Borgen diye bir Danimarka dizisi vardı. Çin’in yaptığı insan hakları ihlallerine karşı yeni bir bakan ne yapacağını şaşırır ve danışmanı ona şunu söyler yaklaşık olarak: Kavramsal olarak karşı çıkıp üstünü kapatacağız. Onların nüfusu şu bizimki bu. Sonrasında Danimarka’nın kadın başbakanını oynayan oyuncu politikadan ayrılır ve kendisini Çin’de bir iş toplantısında görürüz.
Uygur Türklerine yapılan zulümler dünyada olduğu kadar gündem olmadı Türkiye’de. Zaten başımızda püsküllü belalar var, bir yenisini eklemeyelim derdinde bazı zevat. Devlet yönetmediğim için bilemem. Bildiğim bir şey varsa Doğu Türkistan’ın seslerinden biri daha kısıldı. Uygur Türklerinin dünyaca ünlü ozanı Abdurehim Heyit iki yıl önce atıldığı hapiste hayatını kaybetti. Haberler bu yönde. Resmi bir açıklamayı beklemeye gerek var mı bilmiyorum. Bu resmi açıklamayı kim yapacak açıkçası onu da bilmiyorum.
Kullandığımız her şey Çin malıyken diye başlayan mazeret cümlelerini duymak istemiyorum. Bu acı üzerinden Türkiye’nin çaresizliğiyle dalga geçenleri de dinlemekten de hoşlanmıyorum. Bildiğim bir şey var ki susmamam gerekiyor. Allah Çin’den büyüktür. Doğu Türkistan’ın vücudumuzun bir parçası olduğunu bilmeyenlere diyecek sözüm yok ama ya bilenler, bilip de susanlar.
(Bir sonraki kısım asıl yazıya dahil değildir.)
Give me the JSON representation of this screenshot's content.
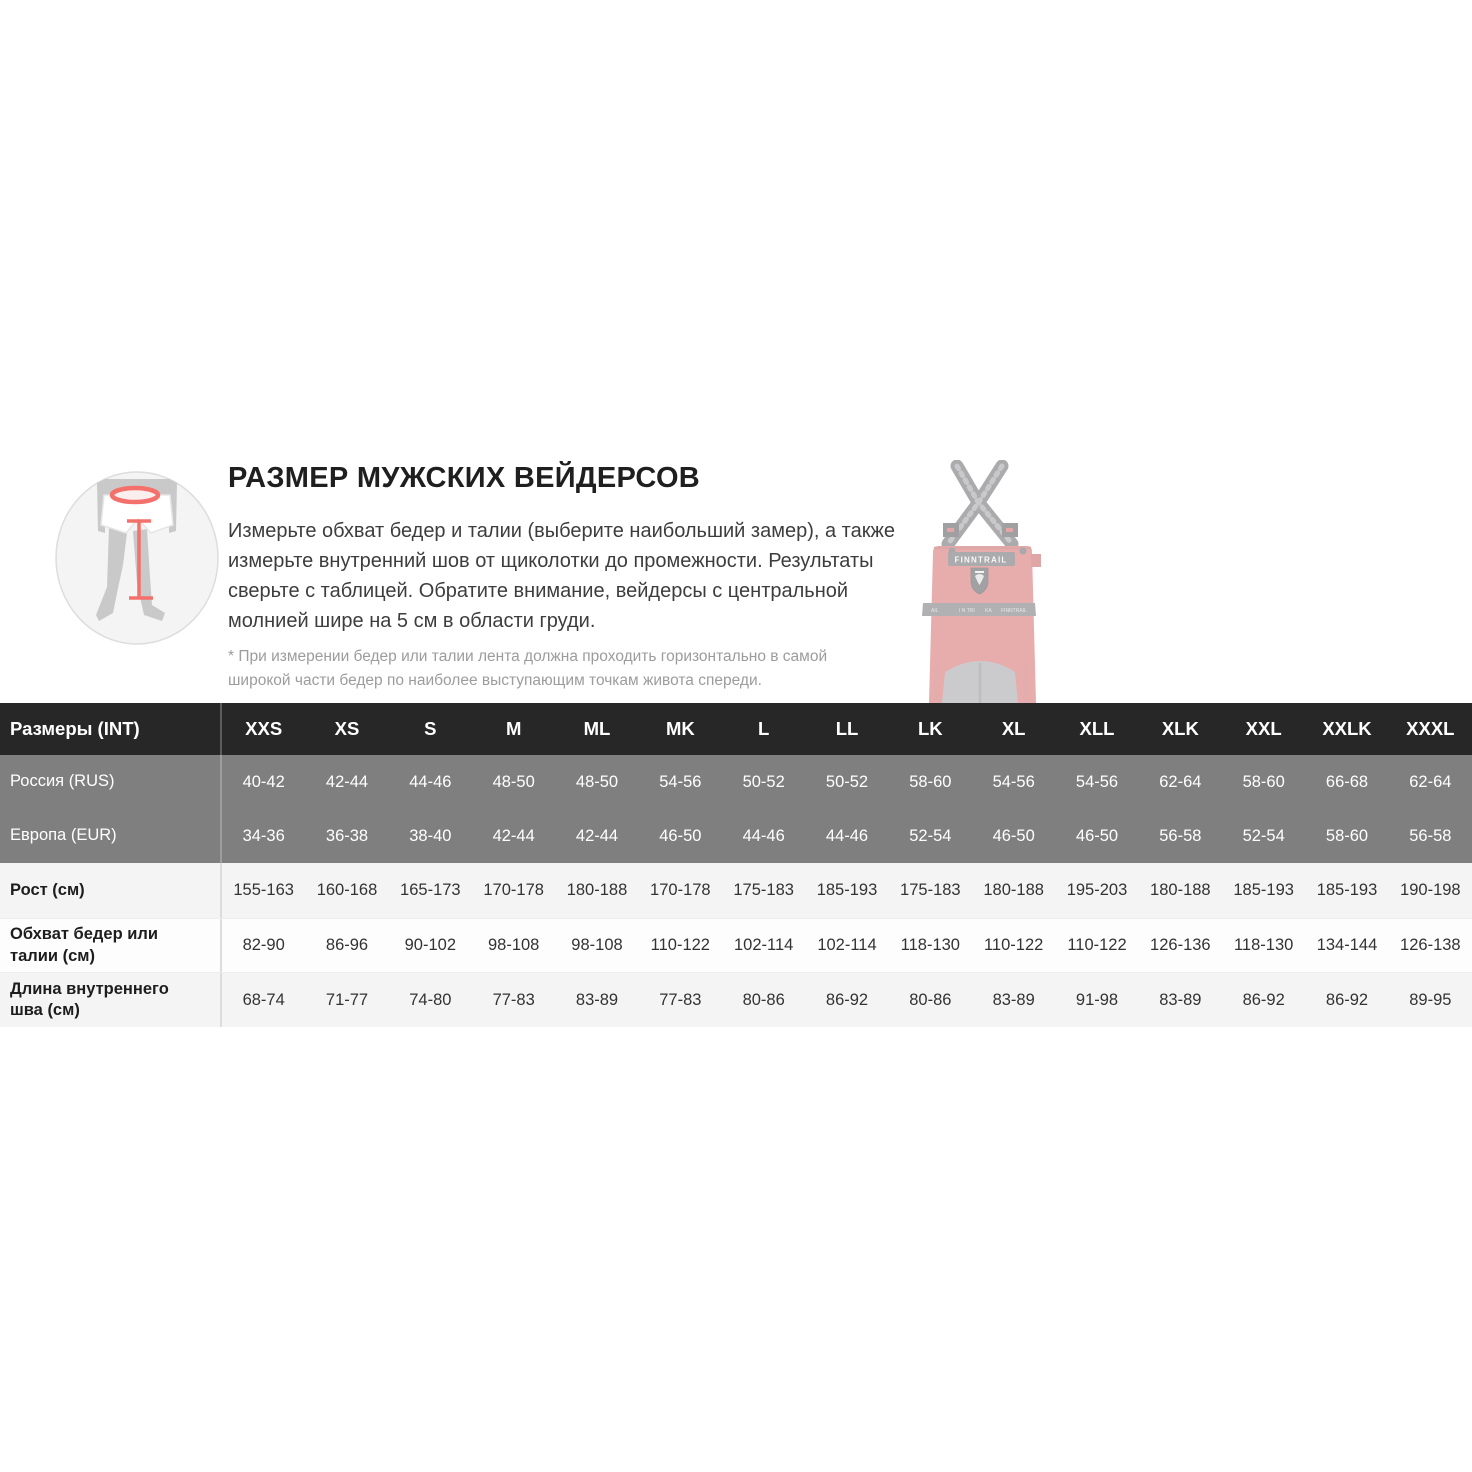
{
  "intro": {
    "title": "РАЗМЕР МУЖСКИХ ВЕЙДЕРСОВ",
    "description": "Измерьте обхват бедер и талии (выберите наибольший замер), а также измерьте внутренний шов от щиколотки до промежности. Результаты сверьте с таблицей. Обратите внимание, вейдерсы с центральной молнией шире на 5 см в области груди.",
    "footnote": "* При измерении бедер или талии лента должна проходить горизонтально в самой широкой части бедер по наиболее выступающим точкам живота спереди."
  },
  "product_image": {
    "brand": "FINNTRAIL",
    "body_color": "#cc4848",
    "accent_color": "#f4716b"
  },
  "table": {
    "rows": [
      {
        "key": "sizes-int",
        "label": "Размеры (INT)",
        "values": [
          "XXS",
          "XS",
          "S",
          "M",
          "ML",
          "MK",
          "L",
          "LL",
          "LK",
          "XL",
          "XLL",
          "XLK",
          "XXL",
          "XXLK",
          "XXXL"
        ]
      },
      {
        "key": "russia-rus",
        "label": "Россия (RUS)",
        "values": [
          "40-42",
          "42-44",
          "44-46",
          "48-50",
          "48-50",
          "54-56",
          "50-52",
          "50-52",
          "58-60",
          "54-56",
          "54-56",
          "62-64",
          "58-60",
          "66-68",
          "62-64"
        ]
      },
      {
        "key": "europe-eur",
        "label": "Европа (EUR)",
        "values": [
          "34-36",
          "36-38",
          "38-40",
          "42-44",
          "42-44",
          "46-50",
          "44-46",
          "44-46",
          "52-54",
          "46-50",
          "46-50",
          "56-58",
          "52-54",
          "58-60",
          "56-58"
        ]
      },
      {
        "key": "rost",
        "label": "Рост (см)",
        "values": [
          "155-163",
          "160-168",
          "165-173",
          "170-178",
          "180-188",
          "170-178",
          "175-183",
          "185-193",
          "175-183",
          "180-188",
          "195-203",
          "180-188",
          "185-193",
          "185-193",
          "190-198"
        ]
      },
      {
        "key": "obhvat",
        "label": "Обхват бедер или талии (см)",
        "values": [
          "82-90",
          "86-96",
          "90-102",
          "98-108",
          "98-108",
          "110-122",
          "102-114",
          "102-114",
          "118-130",
          "110-122",
          "110-122",
          "126-136",
          "118-130",
          "134-144",
          "126-138"
        ]
      },
      {
        "key": "dlina",
        "label": "Длина внутреннего шва (см)",
        "values": [
          "68-74",
          "71-77",
          "74-80",
          "77-83",
          "83-89",
          "77-83",
          "80-86",
          "86-92",
          "80-86",
          "83-89",
          "91-98",
          "83-89",
          "86-92",
          "86-92",
          "89-95"
        ]
      }
    ]
  }
}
Avrupa bir yandan Çin’e sembolik tepkiler gösterirken diğer yandan ilişkilerini derinleştiriyor. Sadece Avrupa değil dünyanın Kuzey ve Batı bölgeleri Çin’e hem aşık hem de bağımlı. Çin, Uygur Özerk Bölgesi’ni iç meselesi olarak görüyor ve karışılmasını istemiyor. Amerika ve saz arkadaşları kendileri işin içine girmeden İslam alemini Çin’e karşı maşa olarak kullanmanın derdindeler. Hepsini görüyorum ama bu yine de Çin’e öfkem azalmıyor. Mazeret, komplo teorisi filan da aramıyorum. Yeterince üzülemediğime üzülüyorum sadece. Elimden gelen bir şey olmamasına…
Kuşbaşı olarak doğranmış ata yurdun şimdi kıyma makinesinden geçirilmesini görmekten üzülüyorum. Elimizde kalanın sadece laflar olmasına ve namert bir düşmana karşı besleyebileceğimiz tek umudun başka bir namert düşmanın bozulan menfaati olmasında hicap duyuyorum.
Sonra ezan başlıyor. Allah’ın en büyük olduğu bizlere ilan ediliyor yine. Er kişi ruhuna bir Fatiha gönderiyorum yönümü Türkistan’a dönüp. Allah büyüktür, Çin’den de büyüktür. Çaresizlik de ölümden beter. Ucuz Çin mallarıyla mayışmış konfor alanlarındaki sessizlik atılan tüm çığlıklardan daha ürkütücü. Ölü ruhlar olarak geziniyoruz konforlu, yer üstü mezarlarımızda. Abdurehim Heyit’e Allah’ın rahmetini ve türkülerle diri tuttuğu meşaleyi yere düşürmeden tutabilmemizi diliyorum.